Nossa gramática

De vez em sempre, eu me pego pensando em nós. Ainda que hoje o "nós" seja somente a primeira pessoa do plural, cujos versos, para mim, são flexionáveis apenas se no pretérito perfeito. Perfeito? Perfeito para a gramática e doloroso demais para meu coração. É triste pensar que tudo o fomos - ou poderíamos ser - já nasceu e morreu. E suportar nos ombros o peso das memórias me tem sido penoso demais.

Hoje eu sonhei com você. Quase como numa fotografia viva, eu estava em tempos passados. Tempos em que ainda existíamos. Éramos "nós" e conjugávamos todos os verbos no presente. Apaixonados que só pelos gerúndios: vivendo, sonhando, sorrindo e amando. Os planos, os sonhos, os medos, os mesmos velhos sentimentos, o nosso porta-retrato no móvel da televisão: absolutamente tudo ainda vivia. No sonho, você me ama. E eu te amo. Assim mesmo, no presente perfeito. E aqui sim o emprego da perfeição me foi dado exclusivamente pelo meu coração. Nós desfrutamos da sorte da reciprocidade.

O teu sorriso, sempre tão ingênuo, me cativa. Faz-me querer mais. E querer ser mais. Mas num processo sugestivo a metafísicas, uma luz forte me alcança a face. Não entendo ser Deus, mas não consigo sabê-la nem precisá-la. De todo, noto que, ao passo que a luz me chega mais forte, minha visão ofusca tua imagem. Será Deus? Haveria ele intenção de me tirar você? Não, não pode ser Deus... Se Deus é bom e feliz estou, creio eu que ele não faria tal afronta à minha humanidade. Ou talvez, então, ele só não seja assim tão bom...

A luz se firma cada vez mais e, agora, já arde-me. E você já sumiu quase que por completo. Enfim, eu acordo. A janela aberta me traz o sol - que já queimava meu rosto enquanto eu tentava reviver nós dois.

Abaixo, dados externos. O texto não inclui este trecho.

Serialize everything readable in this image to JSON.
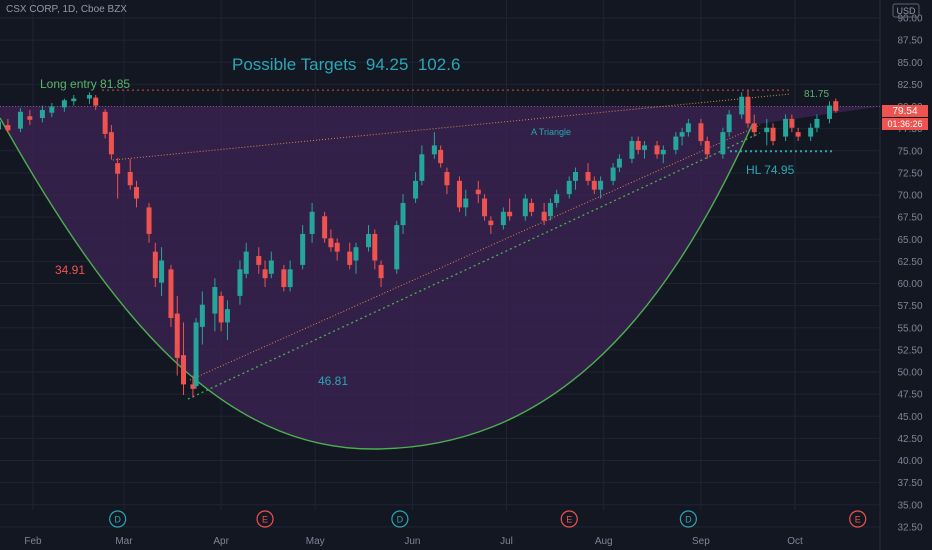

Curioso mesmo é pensar que hoje, aqui no mundo dos homens, mesmo que eu procure um universo paralelo para encontrar você, eu percebo que vivemos gramáticas diferentes. Teu "nós" continua morando no pretérito perfeito. O meu, por sua vez, segue no presente. Os planos, os sonhos, os medos, aqueles mesmos velhos e bobos sentimentos remoídos, o nosso porta-retrato já manchado pelo tempo no móvel da televisão, a nossa música no rádio: absolutamente tudo ainda vive em mim. E isso me tem feito morrer aos poucos.